Released on November 22nd 2020
Roadmap: version_0919
Contributors: chaot4, TheMarlboroMan, trebmuh, Dimitri Karamazov and deva.
It has been more than a year since the last DrumGizmo release so we thought it was high time that we did another one. And what better excuse to do a release than to celebrate the upcoming LAC2020 (online) conference? (Where, might I add, chaot4 will be presenting a paper on the DrumGizmo sample selection engine)
This release is mainly a feature release with some really exciting new features in it but also the removal of quite a number of annoying bugs.
Highlights:
We now detect OSX retina (HiDPI) displays and render the UI with scaling. For now it is simply a pixel double scale-up, but at least it works
After some testing in the wild, with the feed-back from users, we decided to alter the default values for the sample selection algorithm to make the default behaviour a bit less jumpy and the overall ride more smooth to everybody.
If you have an existing session and would like to use the new values, simply double-click all the control knobs in the UI, to reset them to the new defaults.
New powermap feature, to make it easier to get a good natural feeling when playing a midi-drumkit.

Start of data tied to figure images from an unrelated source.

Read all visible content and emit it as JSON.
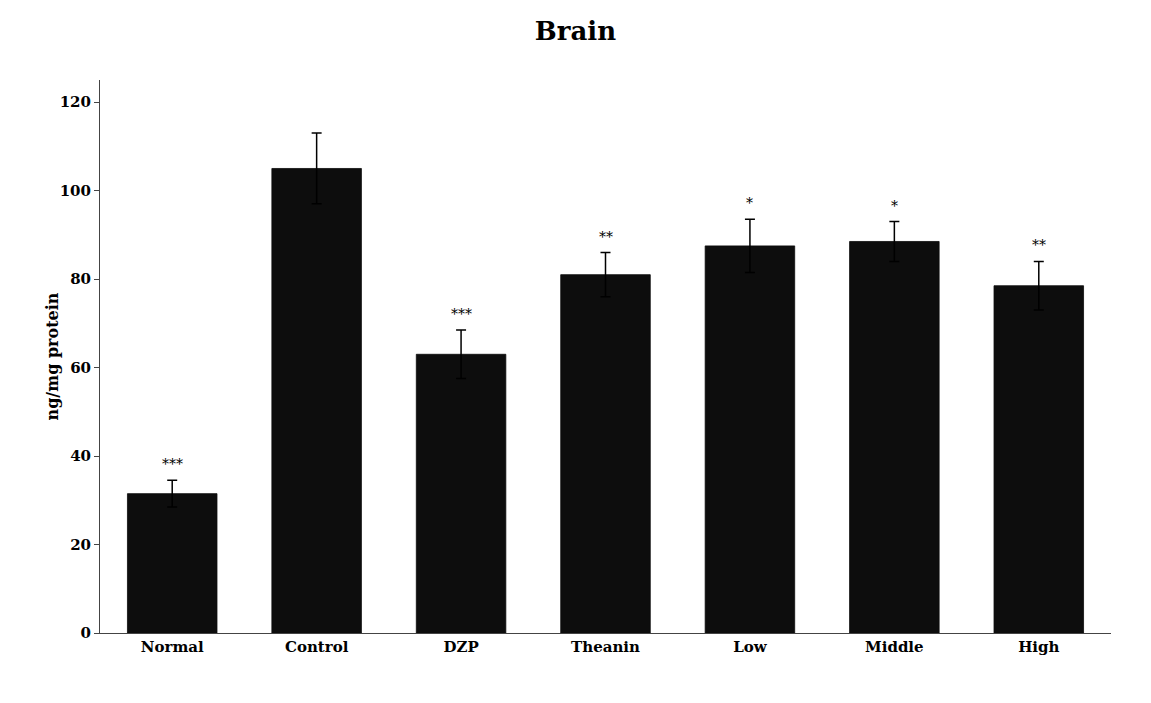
{
  "chart_data": {
    "type": "bar",
    "title": "Brain",
    "ylabel": "ng/mg protein",
    "categories": [
      "Normal",
      "Control",
      "DZP",
      "Theanin",
      "Low",
      "Middle",
      "High"
    ],
    "values": [
      31.5,
      105.0,
      63.0,
      81.0,
      87.5,
      88.5,
      78.5
    ],
    "errors": [
      3.0,
      8.0,
      5.5,
      5.0,
      6.0,
      4.5,
      5.5
    ],
    "significance": [
      "***",
      null,
      "***",
      "**",
      "*",
      "*",
      "**"
    ],
    "color": "#0d0d0d",
    "ylim": [
      0,
      125
    ],
    "yticks": [
      0,
      20,
      40,
      60,
      80,
      100,
      120
    ],
    "grid": false
  }
}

The concept of velocity on a midi drumkit is really the midi drums piezo sensors analogue output mapped to a velocity number. This number does not necessarily have any relation to the real world and as such can be seen as arbitrary.
How a particular DrumGizmo drumkits sample powers are mapped to velocities are similarly arbitrary.
This means that when you hit a drum, you would probably expect the sample played to be similar to the sound a physical drum would make - which may or may not be case with these arbitrary mappings.
Enter: The powermap feature.
The powermap is basically a tool that can be used to correct these arbitrary mappings and transform how the feel of the drum matches the sound that DrumGizmo produces when you hit it. It may take a while to get it set up correctly, but the results could be such that the midi-drum feels a lot more natural to play.
Play around with it and let us know what you have achieved with it.
Translation support has been added to the UI, using the gettext suite of tools. The first translation has already been made by Olivier Humbert who has translated the entire UI to French as can seen in the screen-shot below. The UI automatically reads out the language settings from the operating system when it starts and uses this language for the UI whenever available.
The new per-instrument voice-limit feature makes it possible to play very fast even with low latency without the engine dropping out.
An experiment has been made where the jack engine was set to 256 samples buffer-size (ie. small) and then playing a blast-beat at 666bpm (16th notes on ride cymbal, snare and kick-drum simultaneously).
With the new feature enabled and the limit set to 1, the DSP usage stayed at around 25%. When disabling the feature, the DSP usage would slowly climb until it reached ~90% at which point it would start making heavy xruns and ultimately drop the audio entirely.
Together with the new resample quality control, this makes should make it possible to use DrumGizmo in a live situation with low-latency and resampling with a rock-solid output.
Default midimaps are now read from drumkit files so no explicit loading of midimaps are needed for kits that provide these.
To use this feature (as a drumkit designer) add a defaultmidimap
tag with and src
attribute to the meta
segment. The file should be in the same folder, or relative to it, as the drumkit file.
Example:
<?xml version="1.0" encoding="UTF-8"?> <drumkit samplerate="48000"> <metadata> <defaultmidimap src="Midimap_full.xml"/> . . .
This will load the Midimap_full.xml
midimap when the drumkit is loaded into a new plugin instance.
glob
instead of wordexp
has been added to support compilation on OpenBSD.